[Dev] retrieving the CQL endpoints from the center registry

Thu Aug 16 11:56:54 CEST 2012

Hi Matej,

Am 16.08.12 11:41, schrieb Matej Durco:
>
> haven't we introduced  the x-context parameter exactly for this?
> to allow to tell the endpoint, to query only again given corpus?
> For this the endpoint has to expose the list of corpora (identified 
> with (P)IDs)
> and subsequently be able to resolve the ID given in the x-context 
> parameter to corresponding corpus.

Yes, you are right, but so far in practice not many endpoints are 
supporting that functionality. But I have integrated it already in my 
code now.

>
>>
>>
>>> - have a collection record per endpoint (a CMDI giving a language list,
>>> modality, etc. for each corpus) to which we can refer in the center
>>> registry or from the scan response
>>>
>>> I think I would like the last option the most, as it is relatively
>>> light-weight, not too hard to make and it would also be in the hands of
>>> the centers providing the end points (instead of being hardcoded). What
>>> is your opinion?
>>
>> I don't exactly understand what you mean, but I would think that it 
>> would be good to have all the necessary information at one point. I'm 
>> parsing the center registry now to find the endpoints, can't we add 
>> these information there:
>>
>> <WebReference>
>> <Website>http://weblicht.sfs.uni-tuebingen.de/rws/cqp-ws/cqp/sru
>> </Website><Description>CQL</Description>
>>
>> <lang>de</lang>
>>
>> </WebReference>
>>
>> When we are not storing information about individual corpora here, 
>> every endpoint can only serve one language. But I think this 
>> shouldn't be a problem because every center can define as many 
>> endpoints as they want.
>
> Perhaps we can agree, to handle language special, because of importance,
> but generally I agree here with Dieter, that the conceptually most 
> sane because in line with existing infrastructure (CMDI) seems to be 
> to provide CMDI-records for collections
> and establish links (via ResourceProxy ) between the endpoint and its 
> corpora/collections.
> Especially because, later we will want to filter by other information 
> than language,
> and where do we stop duplicating this information from the collection 
> records to the endpoint record?

Yes and no - I'm implementing the aggregator at the moment and here I 
need the information about the language to offer the user a possibility 
to select in which language a query should run. The aggregator can be 
configured in two ways:

a) from the "outer" world, for example the VLO can link from a specific 
resource or bundle of resources directly to the aggregator. These 
resources are then automatically preconfigured to be used in a query
b) second, the aggregator is also a (graphical) user interface to the 
whole FCS. That means, that it has to offer all in the FCS available 
resources to the user who then can decide which ones he will query. In 
this case, I need the language information *directly* at the endpoints 
because I don't want the aggregator to be another VLO-"engine" which 
harvests CMDI files from all the centers ;-)

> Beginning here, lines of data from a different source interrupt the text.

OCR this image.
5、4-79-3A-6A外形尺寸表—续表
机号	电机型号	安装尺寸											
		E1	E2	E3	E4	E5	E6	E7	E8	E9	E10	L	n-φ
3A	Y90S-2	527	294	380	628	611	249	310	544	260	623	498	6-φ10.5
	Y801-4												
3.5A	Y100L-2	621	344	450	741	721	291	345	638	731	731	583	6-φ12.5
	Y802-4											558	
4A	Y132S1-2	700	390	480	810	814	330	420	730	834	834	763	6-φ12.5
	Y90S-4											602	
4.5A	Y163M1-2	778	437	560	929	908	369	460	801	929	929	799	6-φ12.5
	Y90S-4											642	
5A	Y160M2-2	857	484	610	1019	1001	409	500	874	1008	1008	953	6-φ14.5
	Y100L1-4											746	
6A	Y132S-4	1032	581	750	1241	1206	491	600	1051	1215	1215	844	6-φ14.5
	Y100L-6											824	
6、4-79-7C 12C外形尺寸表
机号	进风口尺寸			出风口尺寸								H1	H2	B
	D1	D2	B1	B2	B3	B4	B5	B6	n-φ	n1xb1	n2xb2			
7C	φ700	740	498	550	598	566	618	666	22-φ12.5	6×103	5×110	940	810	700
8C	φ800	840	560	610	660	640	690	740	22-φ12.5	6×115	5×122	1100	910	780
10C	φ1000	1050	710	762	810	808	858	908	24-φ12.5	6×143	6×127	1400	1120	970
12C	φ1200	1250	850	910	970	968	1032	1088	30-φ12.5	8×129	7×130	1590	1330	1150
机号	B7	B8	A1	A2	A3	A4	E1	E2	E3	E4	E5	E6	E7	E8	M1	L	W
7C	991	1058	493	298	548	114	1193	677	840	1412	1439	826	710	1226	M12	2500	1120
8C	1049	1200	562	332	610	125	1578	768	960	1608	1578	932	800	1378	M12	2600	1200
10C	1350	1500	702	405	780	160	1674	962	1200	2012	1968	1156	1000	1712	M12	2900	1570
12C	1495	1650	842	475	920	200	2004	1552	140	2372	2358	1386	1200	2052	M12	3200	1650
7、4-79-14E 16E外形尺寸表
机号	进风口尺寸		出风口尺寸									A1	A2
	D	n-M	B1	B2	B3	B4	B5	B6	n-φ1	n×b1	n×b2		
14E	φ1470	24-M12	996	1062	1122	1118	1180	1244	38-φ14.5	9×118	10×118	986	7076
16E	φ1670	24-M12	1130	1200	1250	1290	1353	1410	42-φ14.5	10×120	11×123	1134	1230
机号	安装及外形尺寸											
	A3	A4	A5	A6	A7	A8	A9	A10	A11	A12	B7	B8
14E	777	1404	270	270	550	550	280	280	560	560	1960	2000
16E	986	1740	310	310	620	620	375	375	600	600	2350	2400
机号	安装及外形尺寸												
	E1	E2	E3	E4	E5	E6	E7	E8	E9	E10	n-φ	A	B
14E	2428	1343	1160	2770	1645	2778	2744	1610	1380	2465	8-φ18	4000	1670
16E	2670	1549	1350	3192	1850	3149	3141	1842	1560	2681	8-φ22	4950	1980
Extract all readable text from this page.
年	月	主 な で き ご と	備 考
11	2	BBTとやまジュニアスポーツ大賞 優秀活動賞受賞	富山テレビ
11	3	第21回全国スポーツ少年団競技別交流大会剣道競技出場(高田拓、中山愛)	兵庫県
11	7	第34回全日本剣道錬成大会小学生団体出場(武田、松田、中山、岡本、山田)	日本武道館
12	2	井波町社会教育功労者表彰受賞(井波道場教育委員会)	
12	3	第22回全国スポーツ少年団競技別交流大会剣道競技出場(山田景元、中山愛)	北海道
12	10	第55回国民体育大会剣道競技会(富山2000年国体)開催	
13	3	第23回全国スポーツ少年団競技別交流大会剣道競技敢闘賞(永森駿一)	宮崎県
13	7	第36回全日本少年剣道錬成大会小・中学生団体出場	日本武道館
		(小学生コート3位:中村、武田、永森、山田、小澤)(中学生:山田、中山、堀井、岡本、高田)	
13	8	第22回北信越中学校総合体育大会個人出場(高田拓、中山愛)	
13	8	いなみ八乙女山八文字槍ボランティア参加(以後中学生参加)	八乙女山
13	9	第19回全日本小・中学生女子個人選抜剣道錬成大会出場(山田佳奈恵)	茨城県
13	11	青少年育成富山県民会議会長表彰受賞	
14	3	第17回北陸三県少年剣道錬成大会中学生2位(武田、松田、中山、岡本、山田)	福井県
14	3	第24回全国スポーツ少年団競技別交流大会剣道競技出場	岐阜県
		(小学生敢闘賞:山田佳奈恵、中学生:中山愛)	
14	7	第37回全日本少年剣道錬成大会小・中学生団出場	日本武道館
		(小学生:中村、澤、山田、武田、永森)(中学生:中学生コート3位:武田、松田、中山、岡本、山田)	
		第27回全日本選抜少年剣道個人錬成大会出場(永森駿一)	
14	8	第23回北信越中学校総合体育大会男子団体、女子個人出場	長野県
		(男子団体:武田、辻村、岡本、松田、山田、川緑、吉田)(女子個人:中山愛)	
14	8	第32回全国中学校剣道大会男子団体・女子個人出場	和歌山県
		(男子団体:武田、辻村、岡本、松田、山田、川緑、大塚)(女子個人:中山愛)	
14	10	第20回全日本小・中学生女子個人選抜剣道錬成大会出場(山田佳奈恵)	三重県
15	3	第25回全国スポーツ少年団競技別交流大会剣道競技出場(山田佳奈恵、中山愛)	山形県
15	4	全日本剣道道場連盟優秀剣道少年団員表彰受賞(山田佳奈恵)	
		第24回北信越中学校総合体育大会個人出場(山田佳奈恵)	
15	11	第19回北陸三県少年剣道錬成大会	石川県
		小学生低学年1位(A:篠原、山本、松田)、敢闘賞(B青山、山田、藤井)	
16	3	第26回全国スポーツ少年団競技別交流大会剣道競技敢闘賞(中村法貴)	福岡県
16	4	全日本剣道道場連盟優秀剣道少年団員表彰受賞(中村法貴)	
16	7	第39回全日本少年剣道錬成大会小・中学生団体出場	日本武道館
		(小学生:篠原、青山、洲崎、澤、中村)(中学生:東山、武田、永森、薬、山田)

Yesterday, Oli proposed to use the "extraTermData" for that which makes 
sense in my oppinion:

<sru:extraTermData>
      <fcs-scan:lang xmlns:fcs-scan="http://ww.clarin.eu/fcs/scan">
        de
      </fcs-scan:lang>

      <!-- oder laternativ auch eine Variante mit mehren Sprachen -->
      <fcs-scan:langs xmlns:fcs-scan="http://ww.clarin.eu/fcs/scan">
        <fcs-scan:lang>de</fcs-scan_lang>
        <fcs-scan:lang>nl</fcs-scan_lang>
      </fcs-scan:langs>
   </sru:extraTermData>

Best,

tom

-- 
Dr. Thomas Zastrow
Seminar fuer Sprachwissenschaft
Universitaet Tuebingen

Wilhelmstr. 19
D-72074 Tuebingen

http://www.thomas-zastrow.de

Tel.: 07071/29-73968
Fax: 07071/29-5214